First, there is the factual error: Cardinal Bergoglio was not a cardinal when he was the provincial of the Jesuits. In fact, he was not named a cardinal until 2001, long after the troubled times in Argentina under the junta. But, it is the order of the adjectives with which Hunt describes liberation theology that I find instructive: "the most creative, politically-useful, scripturally sound...." Creativity can be employed for good or evil ends. But it is the prioritization of "politically-useful" ahead of "scripturally sound" that illustrates exactly what was wrong with the kind of liberation theology then-Father Bergoglio opposed: It collapsed the eschaton into a political platform and valued political effects more than theological orthodoxy. As comments from Leonardo Boff and Jon Sobrino have made clear, Bergoglio was not indifferent to the poor, nor to the need to liberate them from unjust structures of sin. But he did, correctly, oppose those strains in liberation theology that either ignored the transcendent dimension of salvation by equating it with a political program, or the proposed an inadequate moral anthropology of the kind that afflicts neo-con Catholic economics as surely as it affected certain liberation theologies.

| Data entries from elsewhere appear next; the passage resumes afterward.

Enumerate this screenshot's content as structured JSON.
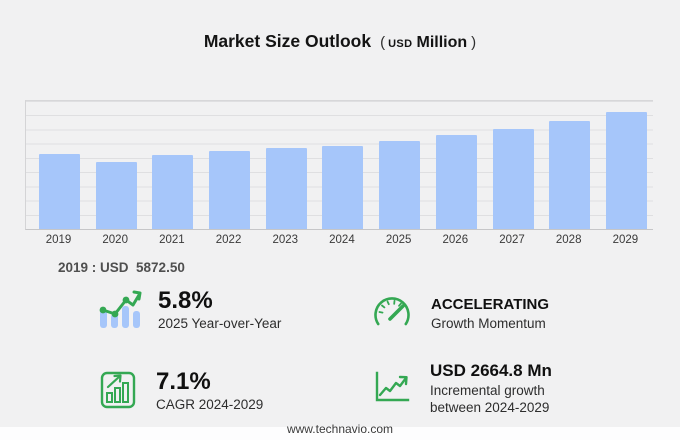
{
  "title": {
    "main": "Market Size Outlook",
    "paren_open": "(",
    "unit_small": "USD",
    "unit_big": "Million",
    "paren_close": ")"
  },
  "chart_data": {
    "type": "bar",
    "title": "Market Size Outlook (USD Million)",
    "categories": [
      "2019",
      "2020",
      "2021",
      "2022",
      "2023",
      "2024",
      "2025",
      "2026",
      "2027",
      "2028",
      "2029"
    ],
    "values": [
      5872.5,
      5225,
      5750,
      6090,
      6300,
      6507.9,
      6885.4,
      7330,
      7850,
      8470,
      9172.7
    ],
    "xlabel": "",
    "ylabel": "",
    "ylim": [
      0,
      10000
    ],
    "grid": true,
    "legend": "none",
    "bar_color": "#a6c6fa"
  },
  "highlight": {
    "text": "2019 : USD  5872.50"
  },
  "stats": {
    "yoy": {
      "value": "5.8%",
      "label": "2025 Year-over-Year",
      "icon": "bar-trend-icon"
    },
    "momentum": {
      "value": "ACCELERATING",
      "label": "Growth Momentum",
      "icon": "gauge-icon"
    },
    "cagr": {
      "value": "7.1%",
      "label": "CAGR 2024-2029",
      "icon": "bar-growth-icon"
    },
    "incremental": {
      "value": "USD 2664.8 Mn",
      "label": "Incremental growth between 2024-2029",
      "icon": "line-growth-icon"
    }
  },
  "footer": {
    "url": "www.technavio.com"
  },
  "colors": {
    "background": "#f1f1f2",
    "bar": "#a6c6fa",
    "green": "#34a853",
    "grid": "#dfdfe1",
    "text_dark": "#101010",
    "text_gray": "#4f4f4f"
  }
}
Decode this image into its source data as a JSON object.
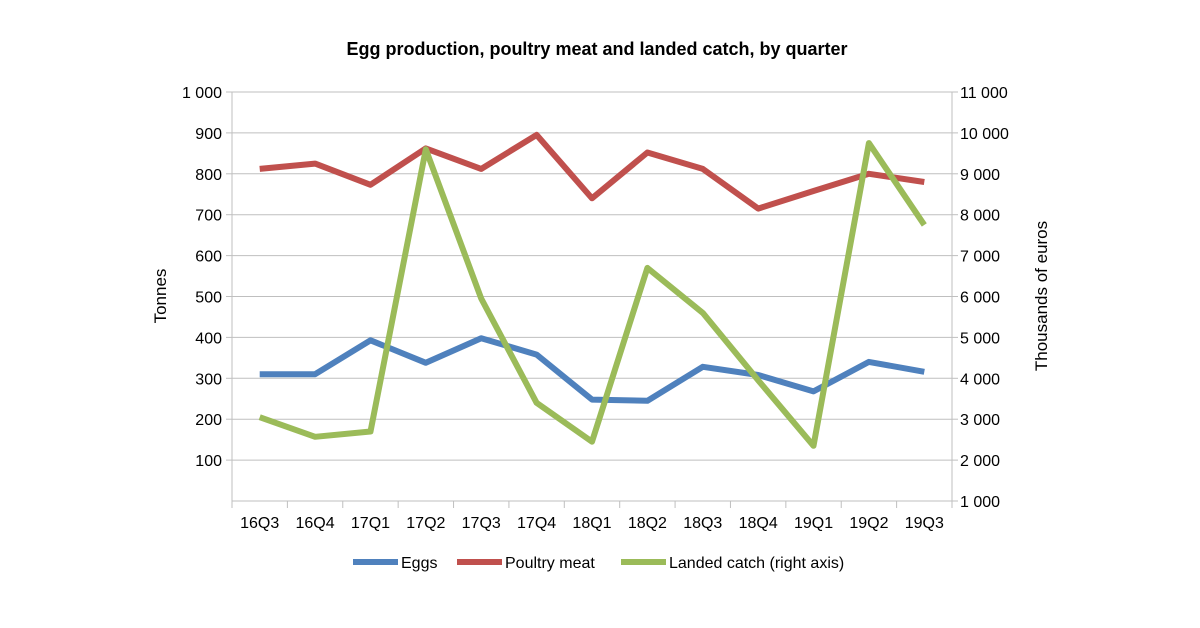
{
  "chart_data": {
    "type": "line",
    "title": "Egg production,  poultry meat and landed catch, by quarter",
    "categories": [
      "16Q3",
      "16Q4",
      "17Q1",
      "17Q2",
      "17Q3",
      "17Q4",
      "18Q1",
      "18Q2",
      "18Q3",
      "18Q4",
      "19Q1",
      "19Q2",
      "19Q3"
    ],
    "ylabel": "Tonnes",
    "y2label": "Thousands of euros",
    "ylim": [
      0,
      1000
    ],
    "y2lim": [
      1000,
      11000
    ],
    "y_ticks": [
      100,
      200,
      300,
      400,
      500,
      600,
      700,
      800,
      900,
      1000
    ],
    "y_tick_labels": [
      "100",
      "200",
      "300",
      "400",
      "500",
      "600",
      "700",
      "800",
      "900",
      "1 000"
    ],
    "y2_ticks": [
      1000,
      2000,
      3000,
      4000,
      5000,
      6000,
      7000,
      8000,
      9000,
      10000,
      11000
    ],
    "y2_tick_labels": [
      "1 000",
      "2 000",
      "3 000",
      "4 000",
      "5 000",
      "6 000",
      "7 000",
      "8 000",
      "9 000",
      "10 000",
      "11 000"
    ],
    "grid": true,
    "legend_position": "bottom",
    "series": [
      {
        "name": "Eggs",
        "axis": "left",
        "color": "#4F81BD",
        "values": [
          310,
          310,
          393,
          338,
          398,
          358,
          248,
          245,
          328,
          308,
          268,
          340,
          316
        ]
      },
      {
        "name": "Poultry meat",
        "axis": "left",
        "color": "#C0504D",
        "values": [
          812,
          825,
          773,
          862,
          812,
          895,
          740,
          852,
          812,
          715,
          758,
          800,
          780
        ]
      },
      {
        "name": "Landed catch (right axis)",
        "axis": "right",
        "color": "#9BBB59",
        "values": [
          3050,
          2570,
          2700,
          9600,
          5950,
          3400,
          2450,
          6700,
          5600,
          3950,
          2350,
          9750,
          7750
        ]
      }
    ]
  }
}
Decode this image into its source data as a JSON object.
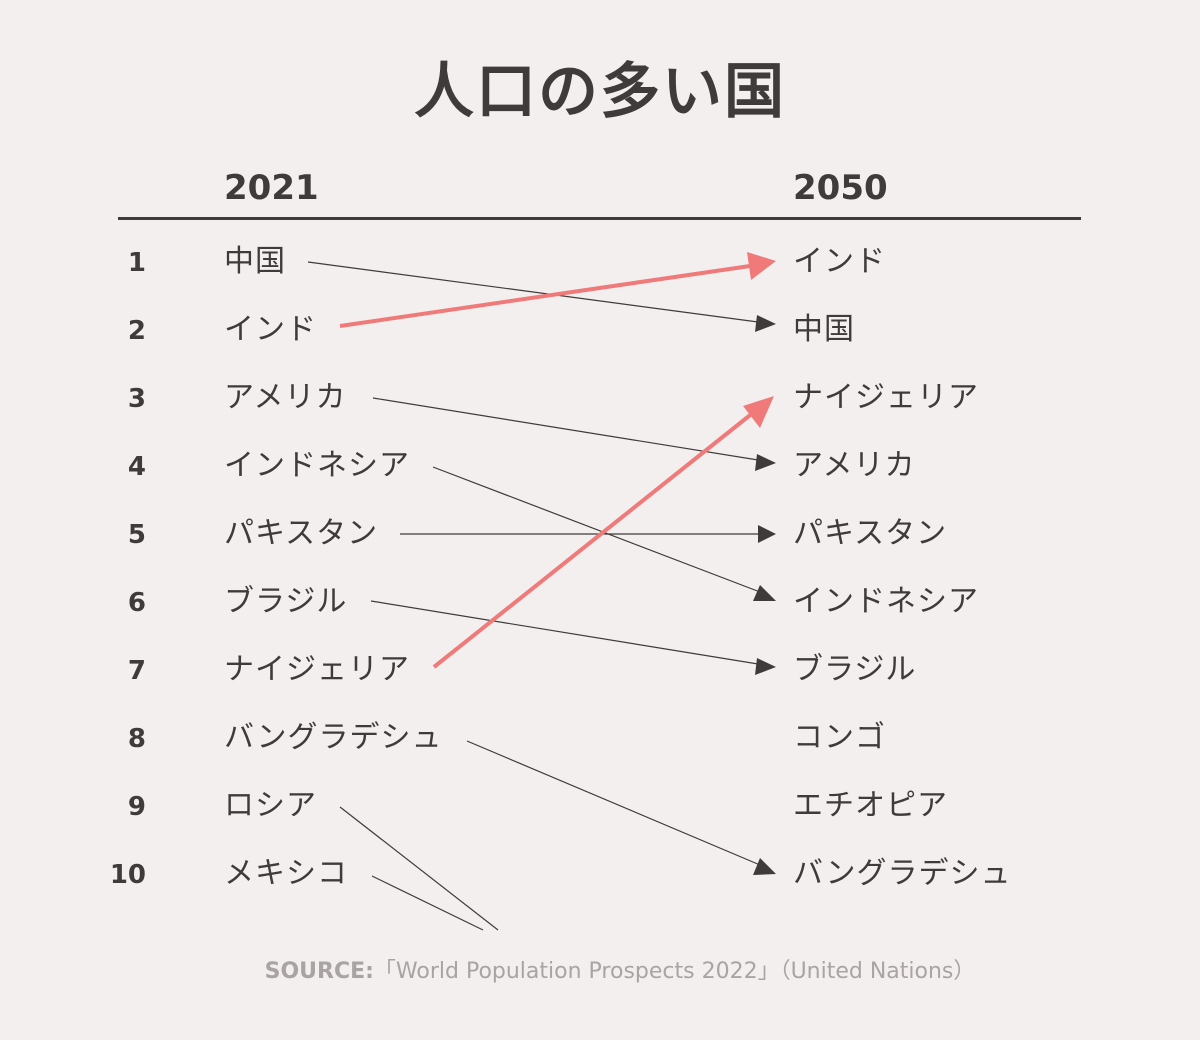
{
  "title": "人口の多い国",
  "year_left": "2021",
  "year_right": "2050",
  "ranks": [
    "1",
    "2",
    "3",
    "4",
    "5",
    "6",
    "7",
    "8",
    "9",
    "10"
  ],
  "left_countries": [
    "中国",
    "インド",
    "アメリカ",
    "インドネシア",
    "パキスタン",
    "ブラジル",
    "ナイジェリア",
    "バングラデシュ",
    "ロシア",
    "メキシコ"
  ],
  "right_countries": [
    "インド",
    "中国",
    "ナイジェリア",
    "アメリカ",
    "パキスタン",
    "インドネシア",
    "ブラジル",
    "コンゴ",
    "エチオピア",
    "バングラデシュ"
  ],
  "source_label": "SOURCE:",
  "source_text": "「World Population Prospects 2022」（United Nations）",
  "colors": {
    "background": "#f3efee",
    "text": "#3f3b3b",
    "highlight": "#f07a7a",
    "source": "#a9a4a3"
  },
  "connections": [
    {
      "from": 1,
      "to": 2,
      "highlight": false
    },
    {
      "from": 2,
      "to": 1,
      "highlight": true
    },
    {
      "from": 3,
      "to": 4,
      "highlight": false
    },
    {
      "from": 4,
      "to": 6,
      "highlight": false
    },
    {
      "from": 5,
      "to": 5,
      "highlight": false
    },
    {
      "from": 6,
      "to": 7,
      "highlight": false
    },
    {
      "from": 7,
      "to": 3,
      "highlight": true
    },
    {
      "from": 8,
      "to": 10,
      "highlight": false
    },
    {
      "from": 9,
      "to": null,
      "highlight": false
    },
    {
      "from": 10,
      "to": null,
      "highlight": false
    }
  ]
}
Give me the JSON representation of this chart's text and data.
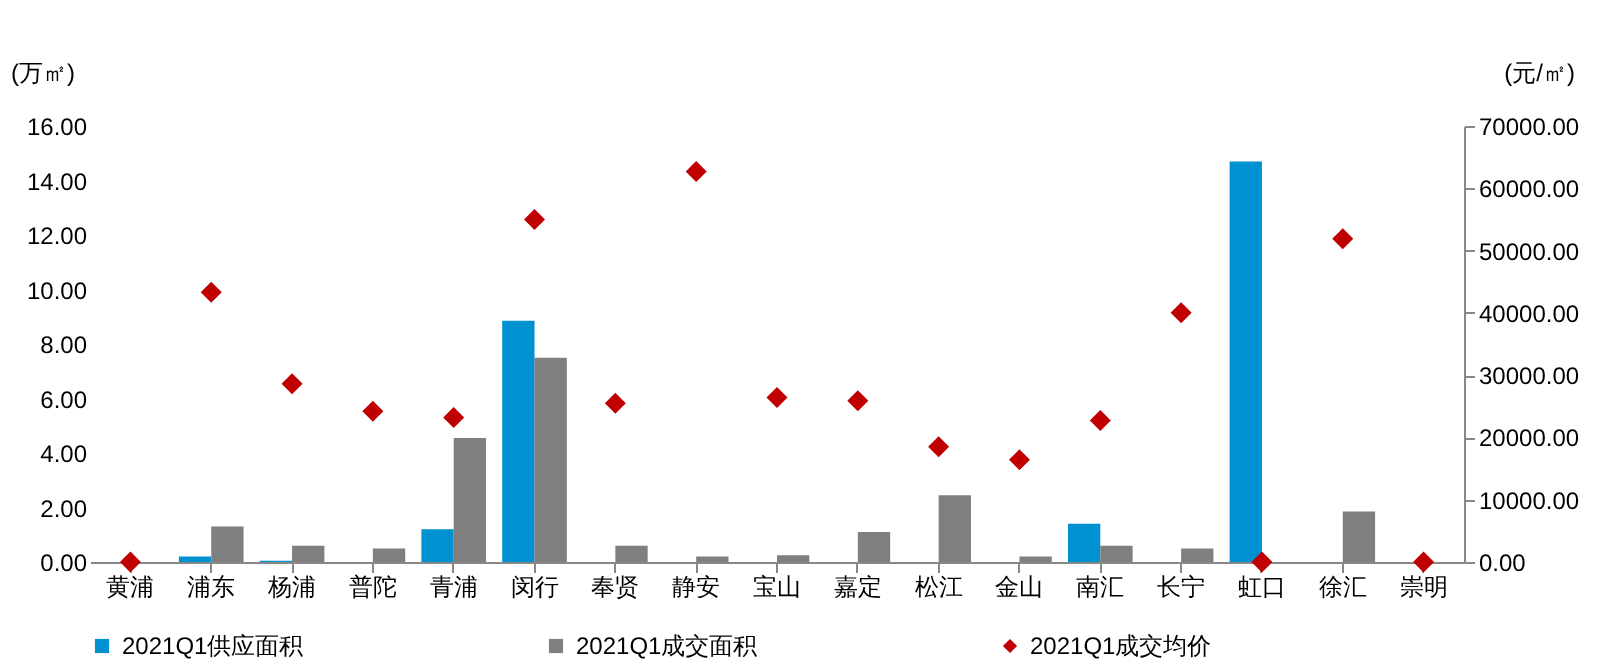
{
  "chart_data": {
    "type": "bar",
    "ylabel": "(万㎡)",
    "y2label": "(元/㎡)",
    "categories": [
      "黄浦",
      "浦东",
      "杨浦",
      "普陀",
      "青浦",
      "闵行",
      "奉贤",
      "静安",
      "宝山",
      "嘉定",
      "松江",
      "金山",
      "南汇",
      "长宁",
      "虹口",
      "徐汇",
      "崇明"
    ],
    "series": [
      {
        "name": "2021Q1供应面积",
        "type": "bar",
        "color": "#0091d0",
        "values": [
          0,
          0.2,
          0.05,
          0,
          1.2,
          8.85,
          0,
          0,
          0,
          0,
          0,
          0,
          1.4,
          0,
          14.7,
          0,
          0
        ]
      },
      {
        "name": "2021Q1成交面积",
        "type": "bar",
        "color": "#7f7f7f",
        "values": [
          0,
          1.3,
          0.6,
          0.5,
          4.55,
          7.5,
          0.6,
          0.2,
          0.25,
          1.1,
          2.45,
          0.2,
          0.6,
          0.5,
          0,
          1.85,
          0
        ]
      },
      {
        "name": "2021Q1成交均价",
        "type": "scatter",
        "axis": "y2",
        "marker": "diamond",
        "color": "#c00000",
        "values": [
          0,
          43300,
          28600,
          24200,
          23200,
          55000,
          25500,
          62700,
          26400,
          25900,
          18500,
          16400,
          22700,
          40000,
          0,
          51900,
          0
        ]
      }
    ],
    "ylim": [
      0,
      16
    ],
    "yticks": [
      {
        "value": 0,
        "label": "0.00"
      },
      {
        "value": 2,
        "label": "2.00"
      },
      {
        "value": 4,
        "label": "4.00"
      },
      {
        "value": 6,
        "label": "6.00"
      },
      {
        "value": 8,
        "label": "8.00"
      },
      {
        "value": 10,
        "label": "10.00"
      },
      {
        "value": 12,
        "label": "12.00"
      },
      {
        "value": 14,
        "label": "14.00"
      },
      {
        "value": 16,
        "label": "16.00"
      }
    ],
    "y2lim": [
      0,
      70000
    ],
    "y2ticks": [
      {
        "value": 0,
        "label": "0.00"
      },
      {
        "value": 10000,
        "label": "10000.00"
      },
      {
        "value": 20000,
        "label": "20000.00"
      },
      {
        "value": 30000,
        "label": "30000.00"
      },
      {
        "value": 40000,
        "label": "40000.00"
      },
      {
        "value": 50000,
        "label": "50000.00"
      },
      {
        "value": 60000,
        "label": "60000.00"
      },
      {
        "value": 70000,
        "label": "70000.00"
      }
    ],
    "legend": "bottom"
  }
}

The rest of the essay is just as bad, but I am having a good day and have lots to do, so I will not dissect them line and verse. I am reminded of something I was told on the day of Pope Francis' election: "X thinks he is an ideologue." (I place a "X" here because the conversation was private.) Of course, X, in this case, was a fierce ideologue, too, albeit of a different stripe. So, if you peruse Dr. Hunt's essay, consider the source. Hell, she appears to want a pope who advocated for abortion and, yes, that is a hellish prospect. I am reminded of the conversation I had with a television producer, in advance of a potential appearance on a show, who asked if "the new pope would take a more progressive stance on abortion." I replied that the Church has the true progressive stance on abortion, the stance that gives voice to the voiceless, defends the most vulnerable, and confronts those who thing one person should be able to decide the fate of another. Needless to say, I was not invited on to that show. That producer, of course, may not be a Catholic, may have accepted the pro-choice drivel about human autonomy, ignored the now obvious indicators that fetal life is human life, and can be excused perhaps for not knowing any better. What is Dr. Hunt's excuse?